La disponibilità del ministro, ben accolta dai sindaci della Toscana del sud, fa intuire che la location potrebbe essere individuata proprio in una delle tre province.
I tre primi cittadini, tutti civici, anche se Vivarelli Colonna ha da poco aderito a Forza Italia, governano insieme oltre il 50% del territorio della Toscana, ma solo il 23% della popolazione (circa 880mila persone su 3.660.000). Con questa presa di posizione si mettono in evidente contrasto con Giani e il centrosinistra che si dichiarano da sempre contrari ai Cpr.
Cosa sono i Cpr
I Centri di permanenza per il rimpatrio sono strutture dove vengono trattenuti, in attesa di espulsione, i cittadini stranieri irregolari che non hanno diritto a rimanere in Italia. Il governo Meloni ha più volte ribadito l’intenzione di rafforzare questa rete a livello nazionale, anche per ridurre la pressione sui territori.
Le parole dei sindaci
In una nota congiunta, i sindaci hanno dichiarato:
“Il governo ha ascoltato e raccolto l’appello dei sindaci per la tutela della sicurezza dei cittadini nelle città. La decisione di realizzare un Cpr dedicato agli immigrati irregolari che non hanno diritto a rimanere in Italia e che hanno precedenti per stupri e spaccio è un’ipotesi che ci soddisfa”.

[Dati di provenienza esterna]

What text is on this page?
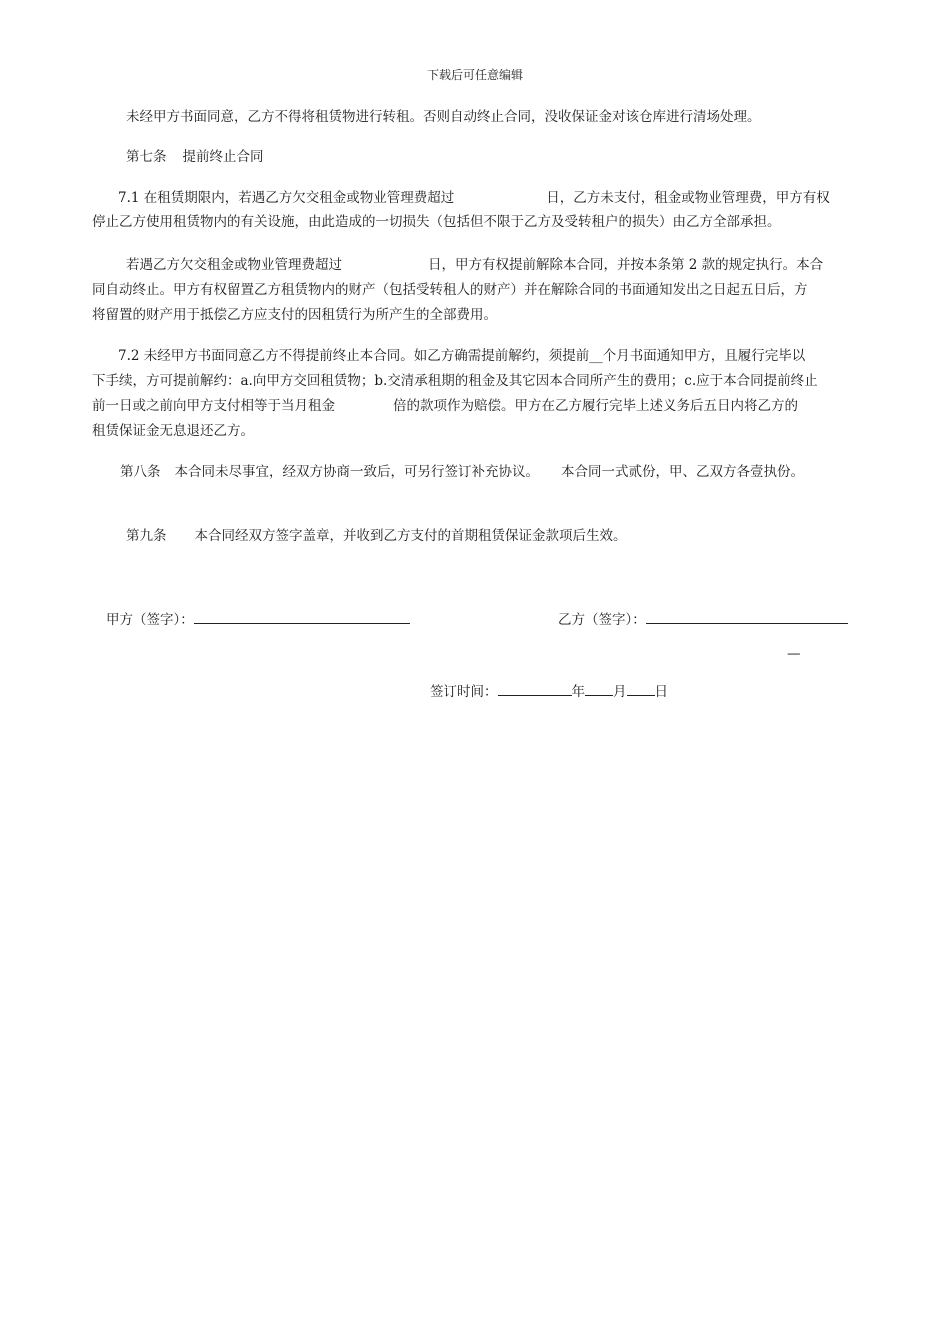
下载后可任意编辑
未经甲方书面同意，乙方不得将租赁物进行转租。否则自动终止合同，没收保证金对该仓库进行清场处理。
第七条 提前终止合同
7.1 在租赁期限内，若遇乙方欠交租金或物业管理费超过	日，乙方未支付，租金或物业管理费，甲方有权
停止乙方使用租赁物内的有关设施，由此造成的一切损失（包括但不限于乙方及受转租户的损失）由乙方全部承担。
若遇乙方欠交租金或物业管理费超过	日，甲方有权提前解除本合同，并按本条第 2 款的规定执行。本合
同自动终止。甲方有权留置乙方租赁物内的财产（包括受转租人的财产）并在解除合同的书面通知发出之日起五日后，方
将留置的财产用于抵偿乙方应支付的因租赁行为所产生的全部费用。
7.2 未经甲方书面同意乙方不得提前终止本合同。如乙方确需提前解约，须提前__个月书面通知甲方，且履行完毕以
下手续，方可提前解约：a.向甲方交回租赁物；b.交清承租期的租金及其它因本合同所产生的费用；c.应于本合同提前终止
前一日或之前向甲方支付相等于当月租金	倍的款项作为赔偿。甲方在乙方履行完毕上述义务后五日内将乙方的
租赁保证金无息退还乙方。
第八条 本合同未尽事宜，经双方协商一致后，可另行签订补充协议。 本合同一式贰份，甲、乙双方各壹执份。
第九条 本合同经双方签字盖章，并收到乙方支付的首期租赁保证金款项后生效。
甲方（签字）：	乙方（签字）：
—
签订时间：	年 月 日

Secondo gli amministratori, il Cpr rappresenta “un modo immediato per risolvere alcuni dei tanti problemi di criminalità che stanno vivendo le nostre città”.
Piantedosi e la linea del governo
Il ministro dell’Interno Matteo Piantedosi ha confermato la disponibilità del governo a valutare la realizzazione di un Cpr nel territorio delle province di Arezzo, Siena e Grosseto.
L’obiettivo è quello di accelerare i rimpatri degli immigrati irregolari con precedenti penali, in particolare per reati come spaccio e violenza sessuale.
Prospettive per la Toscana
Al momento non è stata ancora individuata la sede del futuro Cpr. La discussione coinvolgerà i territori e le istituzioni locali, mentre il governo ha ribadito la volontà di procedere in tempi rapidi.
Se il progetto dovesse concretizzarsi, la Toscana meridionale diventerebbe un punto di riferimento per la gestione dei rimpatri, con un impatto diretto sulle città di Arezzo, Siena e Grosseto.
La posizione di Giani (centrosinistra): «Non così, servono riforme»
Il Governatore della Regione Toscana, Eugenio Giani, esponente del centrosinistra, ha preso in più occasioni posizione contraria alla realizzazione di Cpr “nelle condizioni attuali”.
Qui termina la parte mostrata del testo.